Я должна был предоставить ему доступ к моему телу, дать ему контроль над каждым своим действием и уступить каждому его правилу.

Сам дом был произведением искусства. Я не могла не думать о том, как бы понравилось здесь моей артистичной сестре Жизель, и это заставило мое сердце сжаться, как потерянное эхо.

Мне отчаянно хотелось связаться с семьей, узнать, как они отнеслись к моему внезапному предложению о работе и к необъяснимому исчезновению Шеймуса. Себастьян был бы в ярости из-за того, что я не попрощалась, его гнев маскировал разбитое сердце. Мой собственный орган чувствовал себя перекошенным в моей груди, половина его все еще находилась за грудной клеткой моего близнеца, где ей и место. Я скучала по нему со свирепостью, которая крала частичку каждого моего вздоха. Елена будет изо всех сил пытаться обеспечить себя жизнью в городе, который она ненавидит, а мама будет занята, поскольку она всегда пыталась удержать крепость в доме больших личностей, где очень мало места для передвижения.

Мы продолжили путь по другой стороне зала и остановились у массивных двойных дверей. Риддик дважды постучал, но, не дожидаясь разрешения, толкнул дверь, схватил меня за запястье и потащил в комнату.

Комната была темно-синей, золотые акценты мерцали в тусклом свете, пробивающемся через два узких окна, обрамляющих колоссальную кровать с балдахином, задрапированную тяжелым темно-синим бархатом, перевязанную сзади толстой золотой веревкой. Они показали гладкое одеяло, серебристые простыни и подушки, а прислоненный к ним с тем же оттенком серого в глазах и золотым беспорядком волос был мужчина.

По дремлющему взгляду и по мягкости полного рта, который обычно был сжат, было ясно, что Александр только что проснулся. Кулак сжал каждое из моих легких при виде его вот так, с обнаженной грудью и без его обычных доспехов.

Он был похож на человека, а не на холодного, властного бога, каким я узнала его за свои короткие недели там.

— Спасибо, Риддик, — сказал он слегка сонным голосом, который напомнил мне его похотливый тон прошлой ночью. — Ты можешь покинуть нас.

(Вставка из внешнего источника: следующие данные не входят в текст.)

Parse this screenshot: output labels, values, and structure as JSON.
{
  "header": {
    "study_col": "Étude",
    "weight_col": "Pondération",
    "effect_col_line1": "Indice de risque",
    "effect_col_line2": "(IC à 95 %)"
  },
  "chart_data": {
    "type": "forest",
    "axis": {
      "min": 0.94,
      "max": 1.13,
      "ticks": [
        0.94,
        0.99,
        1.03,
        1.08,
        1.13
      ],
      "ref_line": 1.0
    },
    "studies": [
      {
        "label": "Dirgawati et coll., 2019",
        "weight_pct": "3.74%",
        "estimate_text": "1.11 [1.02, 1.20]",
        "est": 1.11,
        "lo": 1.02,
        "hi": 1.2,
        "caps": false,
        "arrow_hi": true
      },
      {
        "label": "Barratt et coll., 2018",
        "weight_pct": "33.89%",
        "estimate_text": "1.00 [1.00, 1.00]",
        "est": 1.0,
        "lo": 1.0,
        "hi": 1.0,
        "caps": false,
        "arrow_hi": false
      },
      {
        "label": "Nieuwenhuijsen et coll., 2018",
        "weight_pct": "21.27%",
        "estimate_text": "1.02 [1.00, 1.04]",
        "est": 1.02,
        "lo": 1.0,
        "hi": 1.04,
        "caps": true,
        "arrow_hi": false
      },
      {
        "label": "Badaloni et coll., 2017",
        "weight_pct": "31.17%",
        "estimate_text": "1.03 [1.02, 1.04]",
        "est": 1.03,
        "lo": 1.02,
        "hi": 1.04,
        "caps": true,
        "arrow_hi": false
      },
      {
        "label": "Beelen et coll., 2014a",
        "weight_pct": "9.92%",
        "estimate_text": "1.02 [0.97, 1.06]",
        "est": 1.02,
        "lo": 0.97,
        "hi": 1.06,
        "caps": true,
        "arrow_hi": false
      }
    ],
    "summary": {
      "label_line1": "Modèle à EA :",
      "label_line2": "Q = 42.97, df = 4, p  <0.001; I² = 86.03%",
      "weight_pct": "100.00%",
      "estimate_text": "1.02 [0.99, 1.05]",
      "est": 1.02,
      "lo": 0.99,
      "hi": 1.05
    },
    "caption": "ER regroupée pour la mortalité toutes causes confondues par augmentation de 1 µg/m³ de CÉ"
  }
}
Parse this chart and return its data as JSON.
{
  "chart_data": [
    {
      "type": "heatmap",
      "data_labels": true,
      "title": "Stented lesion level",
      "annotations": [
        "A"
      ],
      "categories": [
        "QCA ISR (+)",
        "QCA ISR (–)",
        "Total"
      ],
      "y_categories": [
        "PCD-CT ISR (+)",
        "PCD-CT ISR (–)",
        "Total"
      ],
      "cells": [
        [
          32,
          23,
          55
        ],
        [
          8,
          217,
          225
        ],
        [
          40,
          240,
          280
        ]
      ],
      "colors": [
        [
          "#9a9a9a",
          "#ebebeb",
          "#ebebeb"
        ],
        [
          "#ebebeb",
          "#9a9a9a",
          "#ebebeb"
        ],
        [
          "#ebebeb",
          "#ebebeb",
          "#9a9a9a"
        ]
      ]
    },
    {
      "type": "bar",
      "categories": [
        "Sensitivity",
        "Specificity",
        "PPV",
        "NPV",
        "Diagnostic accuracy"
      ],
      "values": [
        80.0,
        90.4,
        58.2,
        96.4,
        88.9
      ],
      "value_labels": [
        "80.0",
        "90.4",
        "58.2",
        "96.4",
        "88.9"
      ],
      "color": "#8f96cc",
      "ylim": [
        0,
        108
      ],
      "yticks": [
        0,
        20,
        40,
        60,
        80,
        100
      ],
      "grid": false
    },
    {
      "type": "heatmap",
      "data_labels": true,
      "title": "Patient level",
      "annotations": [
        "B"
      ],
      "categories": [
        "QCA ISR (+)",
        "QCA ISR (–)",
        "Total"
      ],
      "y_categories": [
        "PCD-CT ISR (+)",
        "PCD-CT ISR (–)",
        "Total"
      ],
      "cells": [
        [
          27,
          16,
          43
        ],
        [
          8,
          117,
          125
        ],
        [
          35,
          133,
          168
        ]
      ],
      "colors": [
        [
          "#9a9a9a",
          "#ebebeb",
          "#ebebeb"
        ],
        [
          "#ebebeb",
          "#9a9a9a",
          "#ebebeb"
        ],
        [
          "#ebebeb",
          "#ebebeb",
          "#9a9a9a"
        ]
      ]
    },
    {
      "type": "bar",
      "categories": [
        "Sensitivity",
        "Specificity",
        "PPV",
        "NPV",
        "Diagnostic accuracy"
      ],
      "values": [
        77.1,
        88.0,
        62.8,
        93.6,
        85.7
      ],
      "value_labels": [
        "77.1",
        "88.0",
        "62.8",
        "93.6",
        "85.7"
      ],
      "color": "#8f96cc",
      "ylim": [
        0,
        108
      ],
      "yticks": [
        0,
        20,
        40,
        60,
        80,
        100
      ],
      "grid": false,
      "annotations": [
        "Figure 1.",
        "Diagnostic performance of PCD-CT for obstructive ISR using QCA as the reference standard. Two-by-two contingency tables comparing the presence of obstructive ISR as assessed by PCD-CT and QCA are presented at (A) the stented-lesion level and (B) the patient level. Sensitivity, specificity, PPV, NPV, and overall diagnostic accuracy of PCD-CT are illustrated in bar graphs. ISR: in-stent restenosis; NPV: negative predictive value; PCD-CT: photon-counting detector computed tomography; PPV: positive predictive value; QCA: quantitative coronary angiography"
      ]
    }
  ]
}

Я стояла прямо в дверном проеме и боролась с желанием заломить руки. Я никогда не была застенчивой или неуклюжей, и сейчас  не хотела представлять себя высокомерному лорду Торнтону. Но я не могла справиться с девичьим головокружением и смущением, вызванными осознанием того, что мужчина, развалившийся передо мной, как король, всего несколько часов назад держал рот между моими ногами.

Медленная улыбка скользит по его губам, как будто он точно знает, как действует на меня. — Иди сюда, моя Красавица.

Я незаметно сделала глубокий вдох, чтобы избавиться от бабочек в животе и путаницы в голове, а затем подошла к левой стороне его кровати. Его глаза следили за мной, острые и пристальные, как у охотника, выслеживающего свою добычу.